ETERNO offers its AI-native operating system for doctors, ETERNO Cloud. The system is an open, fully integrated, cloud-based platform that automates administrative workflows end-to-end, from patient access and clinical documentation to billing and analytics.

With a team of more than 150 employees, the partnership with Verdane will allow ETERNO to scale its platform and to expand technological leadership, accelerate commercial rollout and pursue selective strategic acquisitions.

With Verdane, ETERNO has partnered with one of Europe’s leading growth investors, known for its strong track record in building and scaling category-leading platforms. Verdane brings deep operational expertise and a data-driven approach to value creation, supporting high-growth companies through their next phase of expansion.

Dominik Schwarz, Partner at Verdane, said: “Eterno is exactly in the sweet spot of Verdane’s investment focus. The company addresses a structural inefficiency in one of Germany’s most important and undersupplied markets, and has developed a product that resonates strongly with physicians. The combination of zero churn, a rapidly growing enterprise pipeline and a market that is still at the very beginning of cloud adoption underpins our conviction in the opportunity ahead. We look forward to supporting Max, Fredo and their team as they build a leading practice management platform in Germany.”

Maximilian Waldmann, Founder and CEO of ETERNO added: “For decades, outpatient care has been dominated by fragmented and closed legacy systems that were never designed for artificial intelligence. At the same time, healthcare generates vast amounts of valuable data that remain trapped across disconnected systems – limiting patient outcomes. At ETERNO, we believe the future of healthcare will be built on open and sovereign AI-native platforms that can securely connect workflows, medical records, devices and third-party apps across the ecosystem. Our ambition is to become the foundational infrastructure layer for outpatient care – enabling providers and AI builders to operate within one of Europe’s most complex and highly regulated markets. With Verdane, we have found a strong partner who combines long-term thinking with deep experience in scaling category-defining technology platforms.”

About Verdane

Verdane is a specialist growth buyout investment firm that partners with tech-enabled and sustainable businesses that help to digitalise and decarbonise the European economy. The flexible mandates of Verdane funds allow it to invest as a majority or minority control investor, replacement or growth capital, in single companies or in portfolios of companies.

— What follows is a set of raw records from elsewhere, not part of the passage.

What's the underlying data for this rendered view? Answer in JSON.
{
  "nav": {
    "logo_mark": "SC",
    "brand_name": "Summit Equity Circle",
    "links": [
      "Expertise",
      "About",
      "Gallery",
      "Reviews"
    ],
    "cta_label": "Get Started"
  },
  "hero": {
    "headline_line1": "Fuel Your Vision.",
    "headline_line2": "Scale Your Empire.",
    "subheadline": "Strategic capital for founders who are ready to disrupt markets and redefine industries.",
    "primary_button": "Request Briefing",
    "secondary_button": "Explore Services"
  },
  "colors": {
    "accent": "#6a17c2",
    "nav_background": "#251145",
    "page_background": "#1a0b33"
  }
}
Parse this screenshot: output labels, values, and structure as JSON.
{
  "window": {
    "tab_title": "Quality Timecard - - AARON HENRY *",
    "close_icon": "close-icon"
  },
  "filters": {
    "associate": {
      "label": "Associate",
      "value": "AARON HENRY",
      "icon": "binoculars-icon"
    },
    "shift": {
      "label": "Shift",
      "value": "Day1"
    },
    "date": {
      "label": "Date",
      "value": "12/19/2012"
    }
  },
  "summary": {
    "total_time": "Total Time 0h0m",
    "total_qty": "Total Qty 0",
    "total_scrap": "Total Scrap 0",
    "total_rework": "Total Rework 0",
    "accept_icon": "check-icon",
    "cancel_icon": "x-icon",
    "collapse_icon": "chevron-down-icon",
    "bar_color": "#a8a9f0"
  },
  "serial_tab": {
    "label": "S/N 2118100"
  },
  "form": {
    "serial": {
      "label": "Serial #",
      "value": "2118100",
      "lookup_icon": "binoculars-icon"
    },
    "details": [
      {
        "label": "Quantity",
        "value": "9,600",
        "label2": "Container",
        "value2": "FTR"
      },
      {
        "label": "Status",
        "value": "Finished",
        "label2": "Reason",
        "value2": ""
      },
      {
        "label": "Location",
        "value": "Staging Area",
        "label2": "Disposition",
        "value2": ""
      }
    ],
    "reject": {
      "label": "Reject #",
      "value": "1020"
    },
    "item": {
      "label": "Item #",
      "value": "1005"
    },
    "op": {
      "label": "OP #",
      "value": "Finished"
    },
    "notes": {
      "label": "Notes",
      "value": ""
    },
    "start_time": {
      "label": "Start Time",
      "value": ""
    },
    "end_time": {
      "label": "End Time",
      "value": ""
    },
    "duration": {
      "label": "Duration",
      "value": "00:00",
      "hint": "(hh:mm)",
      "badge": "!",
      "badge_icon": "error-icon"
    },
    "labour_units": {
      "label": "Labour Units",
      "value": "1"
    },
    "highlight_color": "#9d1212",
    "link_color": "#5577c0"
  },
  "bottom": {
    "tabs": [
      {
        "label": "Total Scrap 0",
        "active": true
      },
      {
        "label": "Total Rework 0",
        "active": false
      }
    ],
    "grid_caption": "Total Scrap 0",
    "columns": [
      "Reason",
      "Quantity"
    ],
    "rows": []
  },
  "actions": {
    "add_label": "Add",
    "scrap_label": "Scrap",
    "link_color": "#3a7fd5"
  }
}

Verdane has raised €10 billion in capital and its funds have made more than 200 investments in fast-growing businesses since 2003. Verdane’s team of over 180 investment professionals and operating experts is based out of Berlin, Copenhagen, London, Helsinki, Munich, Oslo and Stockholm and combines deep sector expertise with long-standing local networks and presence in core European markets.

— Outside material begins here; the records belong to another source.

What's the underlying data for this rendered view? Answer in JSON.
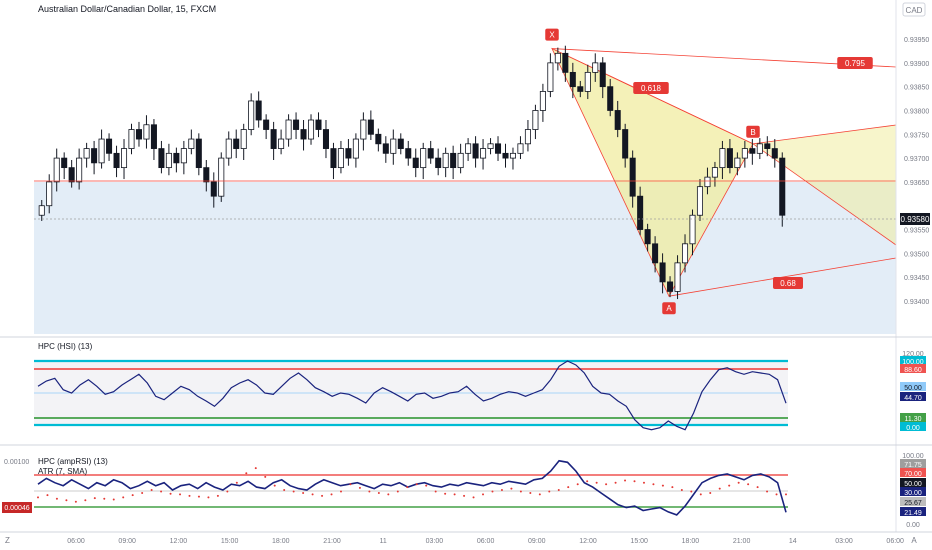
{
  "header": {
    "symbol_title": "Australian Dollar/Canadian Dollar, 15, FXCM",
    "currency": "CAD"
  },
  "main_pane": {
    "y_ticks": [
      "0.93950",
      "0.93900",
      "0.93850",
      "0.93800",
      "0.93750",
      "0.93700",
      "0.93650",
      "0.93550",
      "0.93500",
      "0.93450",
      "0.93400"
    ],
    "last_price": "0.93580",
    "pattern_points": {
      "X": "X",
      "A": "A",
      "B": "B"
    },
    "ratios": {
      "xab": "0.618",
      "c1": "0.795",
      "c2": "0.68"
    }
  },
  "hsi_pane": {
    "title": "HPC (HSI) (13)",
    "labels": [
      "120.00",
      "100.00",
      "88.60",
      "50.00",
      "44.70",
      "11.30",
      "0.00"
    ]
  },
  "amp_pane": {
    "title": "HPC (ampRSI) (13)",
    "atr_title": "ATR (7, SMA)",
    "atr_top": "0.00100",
    "atr_value": "0.00046",
    "labels": [
      "100.00",
      "71.75",
      "70.00",
      "50.00",
      "30.00",
      "25.67",
      "21.49",
      "0.00"
    ]
  },
  "time_axis": {
    "ticks": [
      "06:00",
      "09:00",
      "12:00",
      "15:00",
      "18:00",
      "21:00",
      "11",
      "03:00",
      "06:00",
      "09:00",
      "12:00",
      "15:00",
      "18:00",
      "21:00",
      "14",
      "03:00",
      "06:00"
    ],
    "left_corner": "Z",
    "right_corner": "A"
  },
  "colors": {
    "up_candle": "#ffffff",
    "down_candle": "#131722",
    "pattern_fill": "#f0eca0",
    "pattern_line": "#f44336",
    "zone_fill": "#e3edf7",
    "hsi_line": "#1a237e",
    "level_cyan": "#00bcd4",
    "level_red": "#ef5350",
    "level_green": "#43a047",
    "atr_dots": "#e53935"
  },
  "chart_data": [
    {
      "type": "candlestick",
      "title": "Australian Dollar/Canadian Dollar, 15, FXCM",
      "ylim": [
        0.9336,
        0.9399
      ],
      "x_range": [
        0,
        860
      ],
      "last": 0.9358,
      "horizontal_line": 0.93655,
      "series": [
        {
          "name": "price",
          "values": [
            0.936,
            0.9365,
            0.937,
            0.9368,
            0.9365,
            0.937,
            0.9372,
            0.9369,
            0.9374,
            0.9371,
            0.9368,
            0.9372,
            0.9376,
            0.9374,
            0.9377,
            0.9372,
            0.9368,
            0.9371,
            0.9369,
            0.9372,
            0.9374,
            0.9368,
            0.9365,
            0.9362,
            0.937,
            0.9374,
            0.9372,
            0.9376,
            0.9382,
            0.9378,
            0.9376,
            0.9372,
            0.9374,
            0.9378,
            0.9376,
            0.9374,
            0.9378,
            0.9376,
            0.9372,
            0.9368,
            0.9372,
            0.937,
            0.9374,
            0.9378,
            0.9375,
            0.9373,
            0.9371,
            0.9374,
            0.9372,
            0.937,
            0.9368,
            0.9372,
            0.937,
            0.9368,
            0.9371,
            0.9368,
            0.9371,
            0.9373,
            0.937,
            0.9372,
            0.9373,
            0.9371,
            0.937,
            0.9371,
            0.9373,
            0.9376,
            0.938,
            0.9384,
            0.939,
            0.9392,
            0.9388,
            0.9385,
            0.9384,
            0.9388,
            0.939,
            0.9385,
            0.938,
            0.9376,
            0.937,
            0.9362,
            0.9355,
            0.9352,
            0.9348,
            0.9344,
            0.9342,
            0.9348,
            0.9352,
            0.9358,
            0.9364,
            0.9366,
            0.9368,
            0.9372,
            0.9368,
            0.937,
            0.9372,
            0.9371,
            0.9373,
            0.9372,
            0.937,
            0.9358
          ]
        }
      ],
      "pattern": [
        {
          "point": "X",
          "x": 552,
          "price": 0.9393
        },
        {
          "point": "A",
          "x": 669,
          "price": 0.9341
        },
        {
          "point": "B",
          "x": 753,
          "price": 0.9373
        }
      ]
    },
    {
      "type": "line",
      "title": "HPC (HSI) (13)",
      "ylim": [
        0,
        120
      ],
      "levels": [
        100,
        88.6,
        50,
        11.3,
        0
      ],
      "series": [
        {
          "name": "HSI",
          "values": [
            70,
            78,
            82,
            65,
            60,
            72,
            80,
            70,
            58,
            62,
            72,
            80,
            88,
            75,
            55,
            50,
            60,
            70,
            65,
            55,
            48,
            40,
            52,
            68,
            75,
            80,
            72,
            60,
            58,
            70,
            82,
            90,
            80,
            68,
            62,
            55,
            60,
            58,
            52,
            45,
            60,
            68,
            62,
            55,
            48,
            58,
            60,
            52,
            55,
            60,
            62,
            70,
            58,
            48,
            52,
            58,
            62,
            60,
            55,
            60,
            65,
            80,
            100,
            108,
            102,
            90,
            70,
            60,
            58,
            48,
            40,
            20,
            8,
            5,
            8,
            18,
            10,
            5,
            30,
            62,
            80,
            95,
            98,
            92,
            88,
            92,
            90,
            88,
            80,
            44.7
          ]
        }
      ]
    },
    {
      "type": "line",
      "title": "HPC (ampRSI) (13)",
      "ylim": [
        0,
        100
      ],
      "levels": [
        70,
        50,
        30
      ],
      "series": [
        {
          "name": "ampRSI",
          "values": [
            60,
            68,
            62,
            58,
            66,
            60,
            54,
            62,
            58,
            66,
            62,
            54,
            58,
            64,
            58,
            62,
            52,
            58,
            60,
            54,
            62,
            56,
            52,
            60,
            58,
            64,
            56,
            54,
            62,
            66,
            58,
            54,
            52,
            60,
            66,
            62,
            58,
            60,
            62,
            58,
            54,
            60,
            58,
            62,
            56,
            60,
            62,
            58,
            56,
            60,
            58,
            62,
            60,
            58,
            62,
            60,
            64,
            62,
            60,
            66,
            68,
            78,
            92,
            90,
            78,
            62,
            56,
            48,
            40,
            32,
            28,
            30,
            24,
            26,
            28,
            22,
            18,
            30,
            46,
            62,
            68,
            72,
            74,
            70,
            66,
            72,
            74,
            70,
            62,
            21.49
          ]
        },
        {
          "name": "ATR (7, SMA)",
          "values": [
            0.00042,
            0.00045,
            0.0004,
            0.00038,
            0.00036,
            0.00038,
            0.00041,
            0.0004,
            0.00039,
            0.00042,
            0.00045,
            0.00048,
            0.00052,
            0.0005,
            0.00047,
            0.00046,
            0.00044,
            0.00043,
            0.00042,
            0.00044,
            0.0005,
            0.00062,
            0.00075,
            0.00082,
            0.0007,
            0.00058,
            0.00052,
            0.0005,
            0.00048,
            0.00046,
            0.00044,
            0.00046,
            0.0005,
            0.0006,
            0.00055,
            0.0005,
            0.00048,
            0.00046,
            0.0005,
            0.00056,
            0.0006,
            0.00058,
            0.0005,
            0.00047,
            0.00046,
            0.00044,
            0.00042,
            0.00046,
            0.0005,
            0.00052,
            0.00054,
            0.0005,
            0.00048,
            0.00046,
            0.0005,
            0.00052,
            0.00056,
            0.0006,
            0.00064,
            0.00062,
            0.0006,
            0.00062,
            0.00065,
            0.00064,
            0.00062,
            0.0006,
            0.00058,
            0.00056,
            0.00052,
            0.0005,
            0.00046,
            0.00048,
            0.00054,
            0.00058,
            0.00062,
            0.0006,
            0.00056,
            0.0005,
            0.00046,
            0.00046
          ]
        }
      ]
    }
  ]
}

Verdane is also a certified B Corporation, the most ambitious sustainability accreditation globally. The firm only backs businesses that pass its 2040 test, which indicates whether the company can thrive in a more sustainable future economy.

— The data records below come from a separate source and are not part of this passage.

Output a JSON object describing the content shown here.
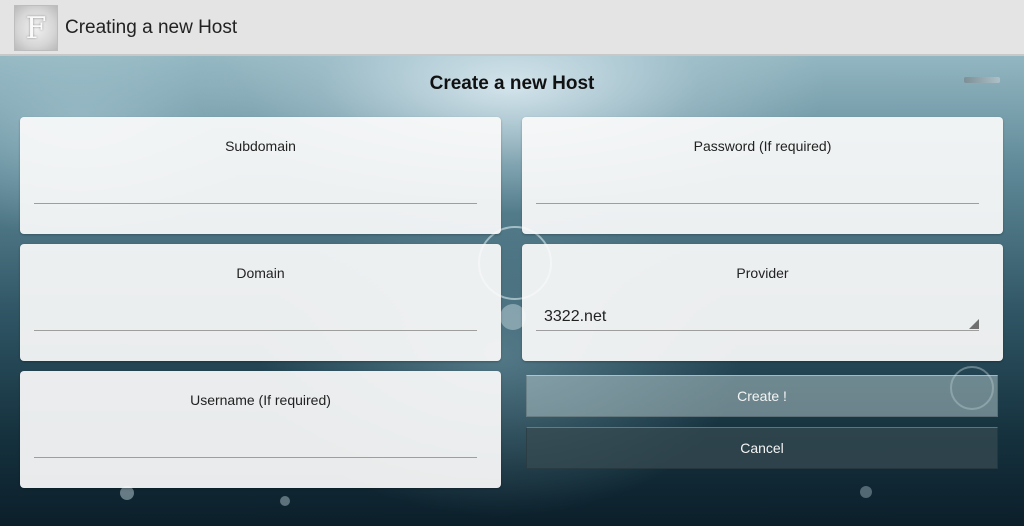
{
  "app_bar": {
    "logo_letter": "F",
    "title": "Creating a new Host"
  },
  "form": {
    "heading": "Create a new Host",
    "subdomain": {
      "label": "Subdomain",
      "value": ""
    },
    "password": {
      "label": "Password (If required)",
      "value": ""
    },
    "domain": {
      "label": "Domain",
      "value": ""
    },
    "provider": {
      "label": "Provider",
      "value": "3322.net"
    },
    "username": {
      "label": "Username (If required)",
      "value": ""
    }
  },
  "actions": {
    "create_label": "Create !",
    "cancel_label": "Cancel"
  },
  "icons": {
    "logo": "app-logo-icon",
    "dropdown": "dropdown-triangle-icon",
    "overflow": "overflow-menu-icon"
  },
  "colors": {
    "action_bar": "#e4e4e4",
    "card_background": "#fafafa",
    "create_button": "#afc3c6",
    "cancel_button": "#374b52"
  }
}
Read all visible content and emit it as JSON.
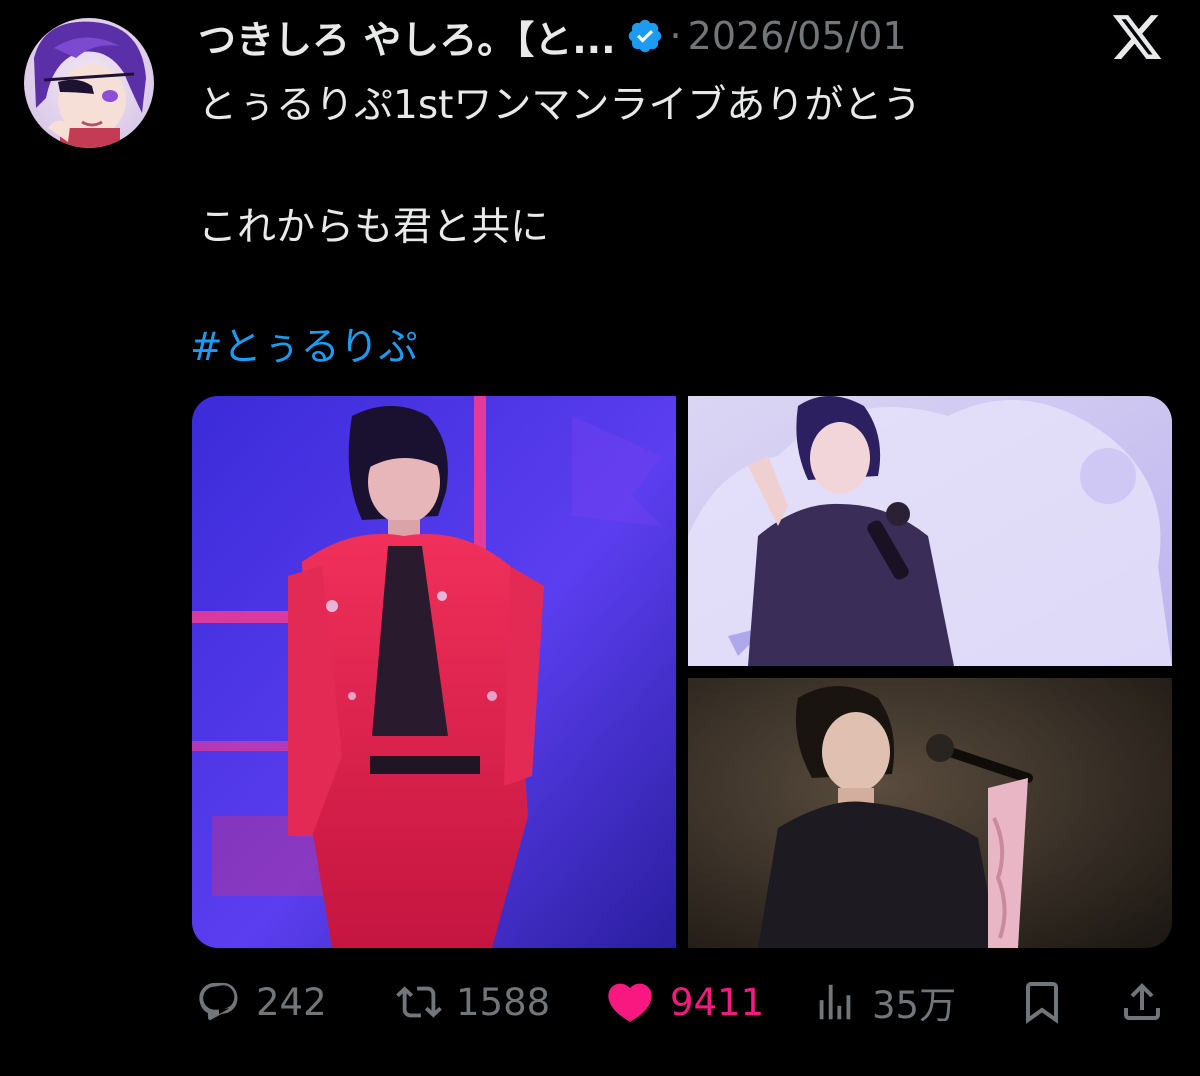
{
  "tweet": {
    "author_name": "つきしろ やしろ。【と...",
    "separator": "·",
    "date": "2026/05/01",
    "text_line1": "とぅるりぷ1stワンマンライブありがとう",
    "text_line2": "これからも君と共に",
    "hashtag": "#とぅるりぷ"
  },
  "icons": {
    "verified": "verified-badge-icon",
    "platform": "x-logo-icon",
    "reply": "reply-icon",
    "repost": "repost-icon",
    "like": "heart-icon",
    "views": "views-icon",
    "bookmark": "bookmark-icon",
    "share": "share-icon"
  },
  "actions": {
    "replies": "242",
    "reposts": "1588",
    "likes": "9411",
    "views": "35万"
  },
  "colors": {
    "background": "#000000",
    "text": "#e7e9ea",
    "muted": "#71767b",
    "link": "#1d9bf0",
    "like": "#f91880"
  }
}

Verdane is partly owned by the Verdane Foundation, which is focused on two areas: climate change and more equitable and inclusive local communities.

About ETERNO

ETERNO was founded in 2019 by Maximilian Waldmann and Frederic Haitz and is a German healthcare technology company headquartered in Berlin. The company builds an AI-native operating system for doctors and therapists – a fully integrated, cloud-based platform that manages the entire patient journey, from patient access and clinical documentation to billing and analytics. By embedding artificial intelligence and deep system integration, ETERNO enables healthcare providers to significantly reduce administrative workload and improve care delivery. Today, more than 2,000 doctors across Germany rely on ETERNO Cloud in their daily practice operations.